Tse-ieu interpellò il suo maestro sulla pietà filiale. Confucio rispose: Ai nostri giorni, per pietà filiale, s'intende che si debbano nutrire i propri genitori. Se non si servono i propri parenti con amore e rispetto quale differenza vi è tra il modo con cui si trattano i parenti e quello con cui si trattano gli animali domestici?
Tse-hia interrogò il maestro sulla pietà filiale. Servire i genitori con letizia, ecco l'essenziale, rispose Confucio; poiché soccorrerli nelle difficoltà e dividere con loro il nutrimento non basta per il completo esercizio della pietà filiale.
(Ibidem, c. 2, nn. 6-8, p. 109).
L'amore del prossimo
L'uomo saggio non si sbaglia molto in quanto riguarda la legge morale. (Egli ha per principio) non fate agli altri quello che non vorreste che gli altri facessero a voi.
(Confucio, Il Giusto Mezzo, n. 13, in I Quattro Libri, p. 93).
Tchong-kong interrogò Confucio sulla perfezione. Confucio rispose: Quando appari in pubblico comportati come se fossi in presenza di un nobile visitatore; quando tratti con il popolo, agisci come se offrissi un sacrificio. Quello che non desideri che ti venga fatto, non farlo agli altri. Così non sarai biasimato né nella vita pubblica né in quella privata.

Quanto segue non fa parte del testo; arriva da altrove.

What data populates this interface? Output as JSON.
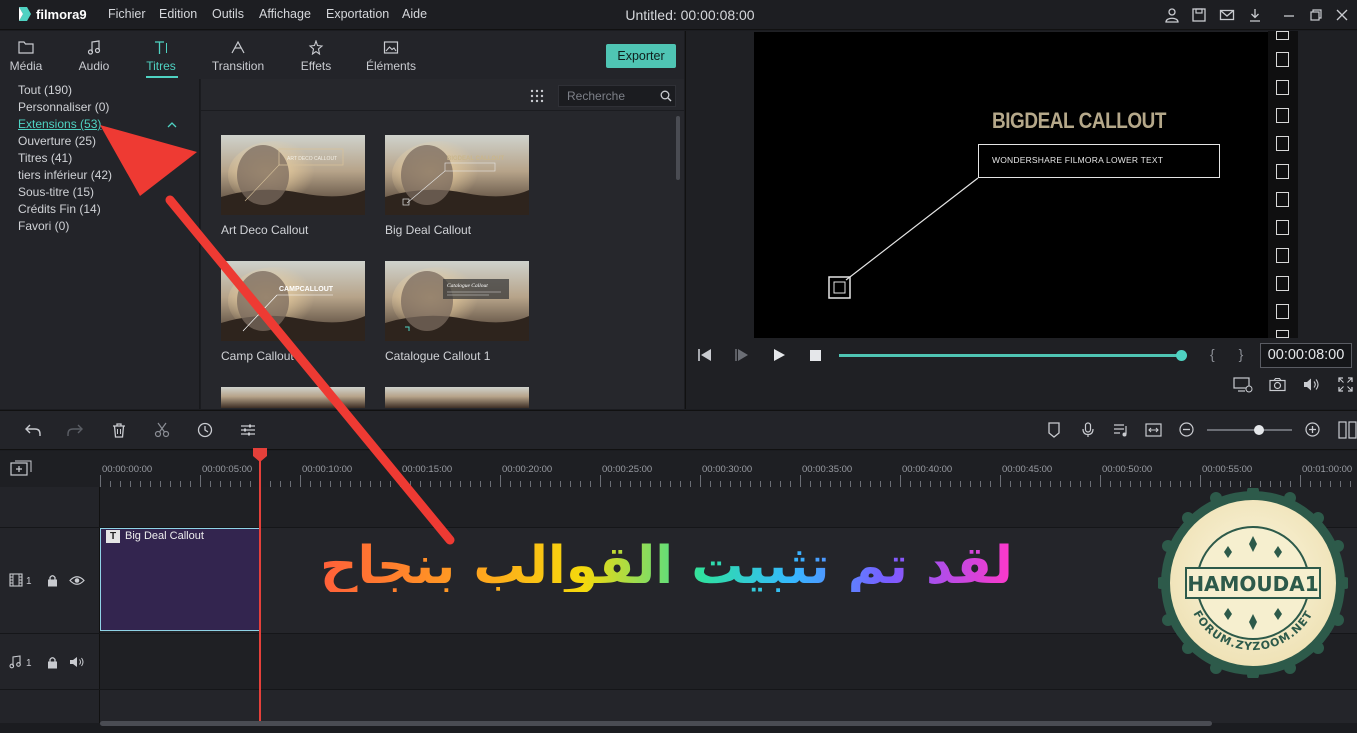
{
  "app": {
    "logo_text": "filmora9",
    "title": "Untitled: 00:00:08:00"
  },
  "menu": [
    "Fichier",
    "Edition",
    "Outils",
    "Affichage",
    "Exportation",
    "Aide"
  ],
  "library_tabs": [
    {
      "label": "Média",
      "icon": "folder-icon"
    },
    {
      "label": "Audio",
      "icon": "music-note-icon"
    },
    {
      "label": "Titres",
      "icon": "text-icon",
      "active": true
    },
    {
      "label": "Transition",
      "icon": "transition-icon"
    },
    {
      "label": "Effets",
      "icon": "effects-icon"
    },
    {
      "label": "Éléments",
      "icon": "image-icon"
    }
  ],
  "export_label": "Exporter",
  "categories": [
    {
      "label": "Tout (190)"
    },
    {
      "label": "Personnaliser (0)"
    },
    {
      "label": "Extensions (53)",
      "active": true
    },
    {
      "label": "Ouverture (25)"
    },
    {
      "label": "Titres (41)"
    },
    {
      "label": "tiers inférieur (42)"
    },
    {
      "label": "Sous-titre (15)"
    },
    {
      "label": "Crédits Fin (14)"
    },
    {
      "label": "Favori (0)"
    }
  ],
  "search": {
    "placeholder": "Recherche"
  },
  "thumbnails": [
    {
      "label": "Art Deco Callout",
      "overlay": "ART DECO CALLOUT"
    },
    {
      "label": "Big Deal Callout",
      "overlay": "BIGDEAL CALLOUT"
    },
    {
      "label": "Camp Callout",
      "overlay": "CAMPCALLOUT"
    },
    {
      "label": "Catalogue Callout 1",
      "overlay": "Catalogue Callout"
    }
  ],
  "preview": {
    "title": "BIGDEAL CALLOUT",
    "subtitle": "WONDERSHARE FILMORA LOWER TEXT",
    "timecode": "00:00:08:00",
    "progress": 1.0,
    "braces": "{ }"
  },
  "timeline": {
    "ruler_labels": [
      "00:00:00:00",
      "00:00:05:00",
      "00:00:10:00",
      "00:00:15:00",
      "00:00:20:00",
      "00:00:25:00",
      "00:00:30:00",
      "00:00:35:00",
      "00:00:40:00",
      "00:00:45:00",
      "00:00:50:00",
      "00:00:55:00",
      "00:01:00:00"
    ],
    "video_track_label": "1",
    "audio_track_label": "1",
    "clip": {
      "icon_letter": "T",
      "label": "Big Deal Callout"
    },
    "zoom_level": 0.6
  },
  "overlay": {
    "arabic_text": "لقد تم تثبيت القوالب بنجاح",
    "arrow_color": "#ee3a33",
    "accent_color": "#4fd2c2"
  },
  "seal": {
    "center_text": "HAMOUDA1",
    "arc_text": "FORUM.ZYZOOM.NET"
  }
}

(Cofucio, Dialoghi, c. 12, n. 1, in I Quattro Libri, p. 138).
Tse-kung domandò al maestro se fosse esistito un precetto che si dovesse osservare per tutta la vita. Confucio rispose: La bontà verso il prossimo. Non fare agli altri ciò che non vuoi sia fatto a te stesso.
(Ibidem, c. 15, n. 23, p. 151).
Confucio disse al suo discepolo Tseng-tse: La mia dottrina si può riassumere tutta in un solo punto.
Tseng-tse rispose: È vero. Ritratosi Confucio, gli altri discepoli chiesero a Tseng-tse: Che ha voluto dire il nostro maestro?
Tseng-tse rispose: La saggezza del maestro si può riassumere in ciò: il tchong, perfezionare se stessi, ed il chu, amare gli altri come se stessi.
(Ibidem, c. 4, n. 15, p. 115).
La virtù come armonia
Confucio disse: Tse-lu, hai tu sentito parlare di sei virtù e di sei vizi? « No, maestro ». Ebbene, siediti e te lo spiegherò. Di chi ama la virtù e non ama lo studio il suo vizio è lo smarrimento; di chi ama il sapere e non ama di approfondirlo il suo vizio è la leggerezza; di chi ama la sincerità, ma non secondo la discrezione, il suo vizio è la sfacciataggine; di chi ama la rettitudine, ma non conformemente all'assennatezza, il suo vizio è l'imprudenza; di chi ama il coraggio, ma non secondo la moderazione, il suo vizio è la turbolenza; di chi ama la forza, ma senza discernimento, il suo vizio è la temerità.
(Ibidem, c. 17, n. 8, p. 156).
La legge del Cielo si chiama coscienza. Seguire la coscienza significa compiere il proprio dovere; l'adempimento del dovere costituisce l'educazione. Non ci si può scostare un solo istante dalla via del dovere... Ecco perché il saggio si vigila anche nella solitudine.
Quando non siamo scossi dalla gioia, dalla collera, dalla tristezza, dall'ilarità, noi siamo nel giusto mezzo. Quando queste passioni alitano in noi, senza però tralignare, ci conferiscono l'armonia morale. Il giusto mezzo è la grande radice dell'universo, l'armonia è la legge universale del mondo. Quando il giusto mezzo e l'armonia sono portati alla perfezione, il mondo si mantiene in buon ordine e gli esseri raggiungono il loro pieno sviluppo.
(Cofucio, Il Giusto Mezzo, n. 1, in I Quattro Libri, p. 91).